1
votes

So I have a very simple program that reads the 3 first bytes of a file:

int main(void)

{

    FILE *fd = NULL;
    int i;
    unsigned char test = 0;
    fd = fopen("test.bmp", "r");

    printf("position: %ld\n", ftell(fd));

    for (i=0; i<3; i++) {
        fread(&test, sizeof (unsigned char), 1, fd);
        printf("position: %ld char:%X\n", ftell(fd), test);
    }

    return (0);
}

When I try it with a text file it works fine:

position: 0
position: 1 char: 61
position: 2 char: 62
position: 3 char: 63

but when I run it with a PNG for example I get:

position: 0
position: 147 char:89
position: 148 char:50
position: 149 char:4E

Note that the 3 first bytes of the file are indeed 89 50 4E but I don't know where the 147 comes from. With a bmp file I get:

position: 0
position: -1 char:42
position: 0 char:4D
position: 1 char:76

Do you know where these first positions come from?

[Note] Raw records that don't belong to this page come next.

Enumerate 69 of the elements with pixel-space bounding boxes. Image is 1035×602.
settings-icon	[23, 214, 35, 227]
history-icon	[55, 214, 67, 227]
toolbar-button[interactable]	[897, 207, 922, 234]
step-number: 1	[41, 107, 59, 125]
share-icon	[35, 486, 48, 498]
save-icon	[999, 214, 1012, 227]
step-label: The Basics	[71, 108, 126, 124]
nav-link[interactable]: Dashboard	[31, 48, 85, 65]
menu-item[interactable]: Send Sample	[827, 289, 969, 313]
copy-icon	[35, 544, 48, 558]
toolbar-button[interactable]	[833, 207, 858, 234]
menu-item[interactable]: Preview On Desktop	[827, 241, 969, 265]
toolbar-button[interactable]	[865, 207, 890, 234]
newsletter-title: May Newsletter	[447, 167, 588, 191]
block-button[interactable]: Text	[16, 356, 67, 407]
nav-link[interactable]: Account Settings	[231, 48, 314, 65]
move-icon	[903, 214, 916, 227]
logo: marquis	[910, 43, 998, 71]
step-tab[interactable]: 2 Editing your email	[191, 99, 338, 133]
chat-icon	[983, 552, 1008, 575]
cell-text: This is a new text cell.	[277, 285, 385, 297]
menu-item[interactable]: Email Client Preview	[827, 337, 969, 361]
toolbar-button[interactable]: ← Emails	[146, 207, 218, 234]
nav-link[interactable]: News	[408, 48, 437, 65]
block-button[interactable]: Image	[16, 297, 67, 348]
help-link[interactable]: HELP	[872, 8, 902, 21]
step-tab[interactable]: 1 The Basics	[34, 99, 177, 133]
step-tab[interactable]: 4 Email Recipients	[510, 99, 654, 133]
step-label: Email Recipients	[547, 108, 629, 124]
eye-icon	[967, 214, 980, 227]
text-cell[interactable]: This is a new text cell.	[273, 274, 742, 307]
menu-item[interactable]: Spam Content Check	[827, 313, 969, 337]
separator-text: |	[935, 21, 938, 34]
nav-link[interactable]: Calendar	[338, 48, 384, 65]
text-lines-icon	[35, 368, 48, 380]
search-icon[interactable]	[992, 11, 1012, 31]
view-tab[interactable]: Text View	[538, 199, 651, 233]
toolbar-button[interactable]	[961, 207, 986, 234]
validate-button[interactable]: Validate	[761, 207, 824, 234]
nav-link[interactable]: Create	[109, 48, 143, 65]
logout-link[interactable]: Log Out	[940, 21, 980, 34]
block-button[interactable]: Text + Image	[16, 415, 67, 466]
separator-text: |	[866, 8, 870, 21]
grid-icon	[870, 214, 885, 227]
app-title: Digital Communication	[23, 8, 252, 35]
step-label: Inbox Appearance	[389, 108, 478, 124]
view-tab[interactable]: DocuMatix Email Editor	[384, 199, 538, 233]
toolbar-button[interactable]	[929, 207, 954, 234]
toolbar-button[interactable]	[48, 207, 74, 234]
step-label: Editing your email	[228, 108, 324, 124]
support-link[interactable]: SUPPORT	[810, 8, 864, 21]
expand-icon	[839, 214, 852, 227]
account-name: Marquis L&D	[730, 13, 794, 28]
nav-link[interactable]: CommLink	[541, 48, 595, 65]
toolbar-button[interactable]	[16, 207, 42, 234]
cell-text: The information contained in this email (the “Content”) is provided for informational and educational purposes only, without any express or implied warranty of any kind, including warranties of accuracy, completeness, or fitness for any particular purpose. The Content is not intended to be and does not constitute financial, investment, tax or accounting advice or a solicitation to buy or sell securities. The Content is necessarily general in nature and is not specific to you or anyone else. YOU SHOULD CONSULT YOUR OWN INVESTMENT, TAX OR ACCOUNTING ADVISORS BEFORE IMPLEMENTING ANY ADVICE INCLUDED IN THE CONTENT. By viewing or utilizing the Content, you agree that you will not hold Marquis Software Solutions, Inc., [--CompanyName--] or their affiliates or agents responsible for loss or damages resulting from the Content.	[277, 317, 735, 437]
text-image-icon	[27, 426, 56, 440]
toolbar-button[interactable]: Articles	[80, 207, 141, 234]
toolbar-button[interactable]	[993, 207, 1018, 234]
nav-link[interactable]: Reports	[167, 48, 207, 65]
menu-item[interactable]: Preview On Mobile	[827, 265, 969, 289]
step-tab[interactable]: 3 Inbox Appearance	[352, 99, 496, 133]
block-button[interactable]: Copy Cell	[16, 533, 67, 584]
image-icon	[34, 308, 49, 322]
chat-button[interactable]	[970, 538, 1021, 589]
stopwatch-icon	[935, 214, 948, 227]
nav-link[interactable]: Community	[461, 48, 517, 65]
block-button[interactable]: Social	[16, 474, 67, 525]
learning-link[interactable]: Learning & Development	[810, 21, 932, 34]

Thanks a lot for your help

2

2 Answers

4
votes

You need to open the file in binary mode:

fd = fopen("test.bmp", "rb");

If you try to read a binary file like a bitmap in text mode, the bytes corresponding to carriage returns and linefeeds confuse things.

0
votes

Please look at this question Reading bytes from bmp file.

Looks like problem is in the mode of opening it.